Commenting on this, Rahul Kashyup, Chief Security Architect and SVP of Security & Solutions Engineering at endpoint security specialists Bromium, said:
“If true, this news is indeed a jolt for the security industry – especially the Anti-Virus industry. The AV malware samples exchanged amongst vendors is based on trust, and this report claims that was breached. The ramifications are quite high – many users suffered in this process with crippled PC’s and many firms actually lost business. Besides the huge impact of the claim, there are two other issues this report brings out – the challenges of reliably attributing and the fragility of anti-virus ‘system’.

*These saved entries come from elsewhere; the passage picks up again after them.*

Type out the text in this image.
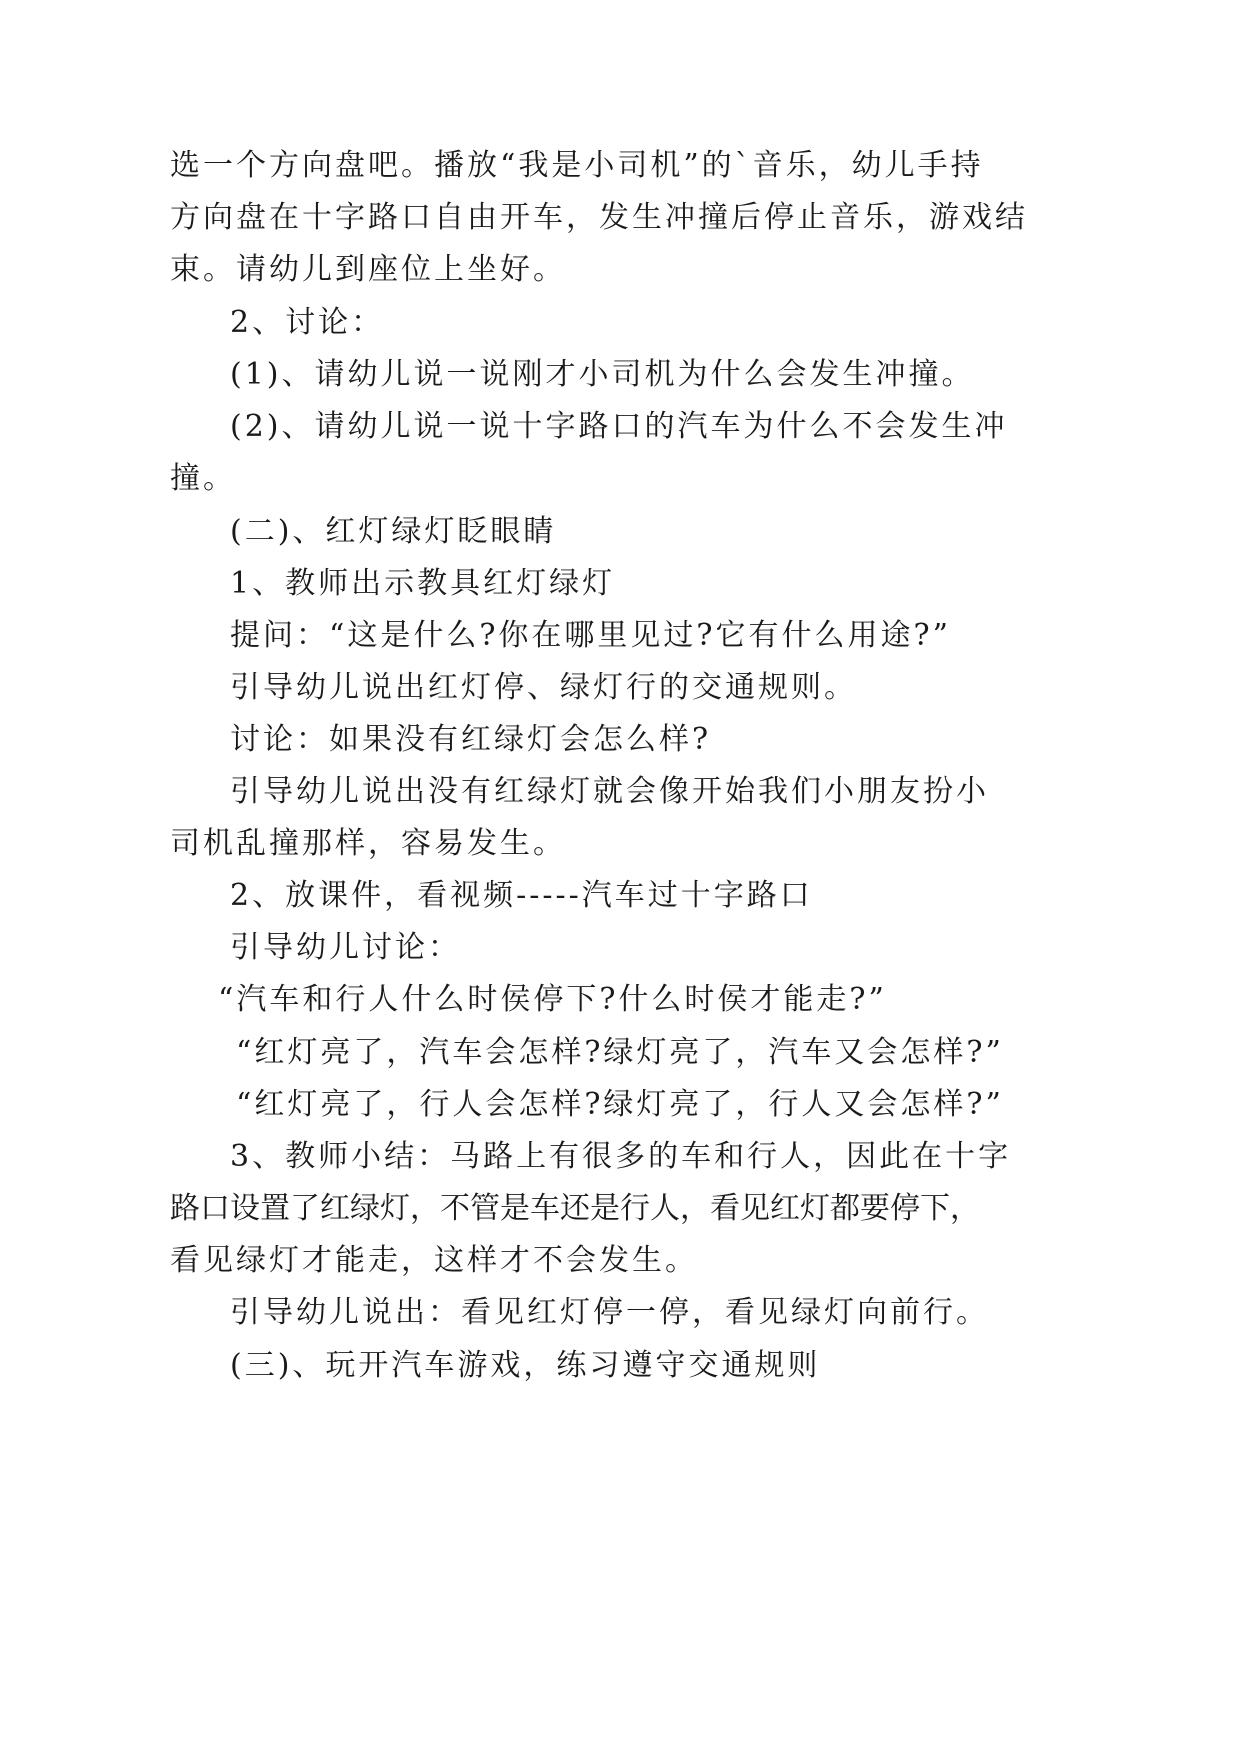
选一个方向盘吧。播放“我是小司机”的`音乐，幼儿手持
方向盘在十字路口自由开车，发生冲撞后停止音乐，游戏结
束。请幼儿到座位上坐好。
2、讨论：
(1)、请幼儿说一说刚才小司机为什么会发生冲撞。
(2)、请幼儿说一说十字路口的汽车为什么不会发生冲
撞。
(二)、红灯绿灯眨眼睛
1、教师出示教具红灯绿灯
提问：“这是什么?你在哪里见过?它有什么用途?”
引导幼儿说出红灯停、绿灯行的交通规则。
讨论：如果没有红绿灯会怎么样?
引导幼儿说出没有红绿灯就会像开始我们小朋友扮小
司机乱撞那样，容易发生。
2、放课件，看视频-----汽车过十字路口
引导幼儿讨论：
“汽车和行人什么时侯停下?什么时侯才能走?”
“红灯亮了，汽车会怎样?绿灯亮了，汽车又会怎样?”
“红灯亮了，行人会怎样?绿灯亮了，行人又会怎样?”
3、教师小结：马路上有很多的车和行人，因此在十字
路口设置了红绿灯，不管是车还是行人，看见红灯都要停下，
看见绿灯才能走，这样才不会发生。
引导幼儿说出：看见红灯停一停，看见绿灯向前行。
(三)、玩开汽车游戏，练习遵守交通规则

To prove that this story is indeed true, reliable facts need to be presented that provide legit evidence against Kaspersky. I doubt it’ll be easy for anyone to reliably attribute the act directly to Kaspersky (unless the informants did it themselves and stored reliable evidence at the time of crime). Reliable attribution on the internet is hard and tedious. It’s not like traditional crime.
This also exposes to the fragility of the entire malware sample distribution system. As the report claims – a hole in the system was uncovered and plugged after large scale damage was observed. The entire Anti-Virus industry is about reacting after damage, this act further proves yet another flaw in the model.”